Current SOTA in local FOSS speech to text?

solrize@lemmy.ml · 3 days ago

Current SOTA in local FOSS speech to text?

TehPers@beehaw.org · 3 days ago

The README lists the VRAM requirements for their different models if you plan to run with a GPU. Without a GPU, you can translate those roughly to system RAM.

Note that ML models pretty much always runs faster on a GPU due to the kinds of operations needed to execute them. If you have the option to run on a GPU, you probably should just do that. Even their largest model only requires ~10GB VRAM based on their table, and if you only need English, you can use a smaller one specialized for English (like medium.en).

solrize@lemmy.ml · 3 days ago

Thanks, I don’t have a GPU so if the program required one, I’d rent an hourly one (vast.ai has lots of affordable rentals). But it’s easier if I can run cpu-only. If I were doing this a lot (I don’t expect to), I could see getting a Ryzen APU server, if the GPU in those is supported.

TehPers@beehaw.org · 3 days ago

If you have an integrated GPU in your processor (I’m assuming you do unless you have no graphical output at all), you can also try to run one of their really small models on it. Otherwise, their smaller models are also faster, so I’d recommend trying those on your CPU to start with.

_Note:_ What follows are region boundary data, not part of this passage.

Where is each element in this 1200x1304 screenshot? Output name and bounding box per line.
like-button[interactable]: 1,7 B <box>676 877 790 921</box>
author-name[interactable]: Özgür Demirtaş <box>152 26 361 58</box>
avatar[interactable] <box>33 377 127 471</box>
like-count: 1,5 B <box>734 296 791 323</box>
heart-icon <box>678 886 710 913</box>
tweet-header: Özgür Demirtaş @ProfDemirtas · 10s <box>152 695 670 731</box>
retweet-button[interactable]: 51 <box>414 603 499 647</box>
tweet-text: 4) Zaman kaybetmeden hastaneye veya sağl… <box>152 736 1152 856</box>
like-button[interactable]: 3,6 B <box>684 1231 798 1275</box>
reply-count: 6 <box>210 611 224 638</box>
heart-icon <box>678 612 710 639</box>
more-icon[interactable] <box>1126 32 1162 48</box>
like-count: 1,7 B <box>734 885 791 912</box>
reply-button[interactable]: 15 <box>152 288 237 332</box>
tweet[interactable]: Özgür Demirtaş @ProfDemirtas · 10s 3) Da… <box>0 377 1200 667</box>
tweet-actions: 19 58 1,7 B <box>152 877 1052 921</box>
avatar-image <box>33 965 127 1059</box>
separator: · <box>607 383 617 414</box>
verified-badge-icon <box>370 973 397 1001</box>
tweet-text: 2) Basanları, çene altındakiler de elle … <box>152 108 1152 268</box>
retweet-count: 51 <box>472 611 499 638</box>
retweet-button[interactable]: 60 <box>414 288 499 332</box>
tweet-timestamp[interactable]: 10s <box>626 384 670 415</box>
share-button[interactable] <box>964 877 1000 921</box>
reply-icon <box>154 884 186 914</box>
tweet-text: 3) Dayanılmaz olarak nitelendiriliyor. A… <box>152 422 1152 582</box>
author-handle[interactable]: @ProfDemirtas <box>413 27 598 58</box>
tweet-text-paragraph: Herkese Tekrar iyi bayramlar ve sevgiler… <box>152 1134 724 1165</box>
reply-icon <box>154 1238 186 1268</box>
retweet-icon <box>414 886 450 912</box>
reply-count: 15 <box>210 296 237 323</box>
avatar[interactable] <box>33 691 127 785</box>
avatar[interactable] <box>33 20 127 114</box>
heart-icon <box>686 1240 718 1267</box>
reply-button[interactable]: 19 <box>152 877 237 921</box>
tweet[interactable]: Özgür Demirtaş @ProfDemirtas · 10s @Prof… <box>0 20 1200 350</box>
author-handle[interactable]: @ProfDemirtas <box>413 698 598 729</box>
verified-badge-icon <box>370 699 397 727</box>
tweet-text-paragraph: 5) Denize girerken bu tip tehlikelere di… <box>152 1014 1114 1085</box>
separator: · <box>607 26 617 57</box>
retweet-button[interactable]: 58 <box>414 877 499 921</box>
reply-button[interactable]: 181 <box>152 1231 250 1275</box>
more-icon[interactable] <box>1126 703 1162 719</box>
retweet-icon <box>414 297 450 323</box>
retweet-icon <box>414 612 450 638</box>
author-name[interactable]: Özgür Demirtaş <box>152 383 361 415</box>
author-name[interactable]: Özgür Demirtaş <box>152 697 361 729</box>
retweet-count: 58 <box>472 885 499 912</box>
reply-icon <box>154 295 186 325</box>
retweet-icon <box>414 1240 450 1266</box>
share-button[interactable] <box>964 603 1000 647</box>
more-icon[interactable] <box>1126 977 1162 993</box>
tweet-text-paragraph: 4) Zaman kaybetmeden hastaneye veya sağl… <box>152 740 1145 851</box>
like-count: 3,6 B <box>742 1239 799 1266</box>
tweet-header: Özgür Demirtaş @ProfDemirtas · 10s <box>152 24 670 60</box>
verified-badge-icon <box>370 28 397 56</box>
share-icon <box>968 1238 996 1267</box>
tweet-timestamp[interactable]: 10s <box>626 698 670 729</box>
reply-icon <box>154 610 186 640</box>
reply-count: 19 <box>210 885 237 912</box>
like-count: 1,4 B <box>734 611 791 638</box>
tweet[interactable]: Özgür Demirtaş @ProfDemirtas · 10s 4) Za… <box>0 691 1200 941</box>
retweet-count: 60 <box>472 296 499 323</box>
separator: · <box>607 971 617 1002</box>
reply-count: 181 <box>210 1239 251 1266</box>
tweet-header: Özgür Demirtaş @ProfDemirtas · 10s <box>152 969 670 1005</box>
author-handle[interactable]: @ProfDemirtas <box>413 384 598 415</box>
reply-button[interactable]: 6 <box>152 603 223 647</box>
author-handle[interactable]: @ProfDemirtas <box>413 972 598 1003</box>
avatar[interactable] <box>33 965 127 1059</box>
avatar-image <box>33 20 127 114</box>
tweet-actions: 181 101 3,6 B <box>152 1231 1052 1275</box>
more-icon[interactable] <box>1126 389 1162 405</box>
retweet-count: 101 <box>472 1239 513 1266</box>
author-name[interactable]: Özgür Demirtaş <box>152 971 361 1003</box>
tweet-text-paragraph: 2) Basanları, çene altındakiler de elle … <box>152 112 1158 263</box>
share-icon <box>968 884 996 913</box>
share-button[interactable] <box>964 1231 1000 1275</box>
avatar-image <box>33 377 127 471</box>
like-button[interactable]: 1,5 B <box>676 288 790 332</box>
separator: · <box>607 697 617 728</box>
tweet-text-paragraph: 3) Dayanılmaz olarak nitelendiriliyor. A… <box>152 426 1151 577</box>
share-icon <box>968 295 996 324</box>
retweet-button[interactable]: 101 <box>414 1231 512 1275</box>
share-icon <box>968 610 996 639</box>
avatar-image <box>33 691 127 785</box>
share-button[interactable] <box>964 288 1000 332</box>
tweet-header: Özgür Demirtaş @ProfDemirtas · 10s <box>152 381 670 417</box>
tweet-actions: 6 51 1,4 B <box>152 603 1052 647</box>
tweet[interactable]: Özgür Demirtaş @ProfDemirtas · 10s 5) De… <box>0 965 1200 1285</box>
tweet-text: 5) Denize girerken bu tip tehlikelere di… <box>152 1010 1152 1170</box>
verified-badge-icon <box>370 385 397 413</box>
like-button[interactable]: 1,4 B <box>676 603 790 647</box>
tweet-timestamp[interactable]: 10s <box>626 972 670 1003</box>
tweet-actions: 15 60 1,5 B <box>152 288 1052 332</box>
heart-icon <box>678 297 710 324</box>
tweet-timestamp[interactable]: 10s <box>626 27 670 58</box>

solrize@lemmy.ml · 3 days ago

Thanks, I’m more interested in quality than speed, but will try the smaller models to see if the results are usable. My CPU has Intel Integrated Graphics 4000 (this is in an i7-3770 which is way old by now) and I kind of doubt Pytorch supports that, though it’s possible. I can imagine upgrading to a newer processor but probably not a real GPU. Actually it looks like everything is way more expensive than it used to be, no big surprise.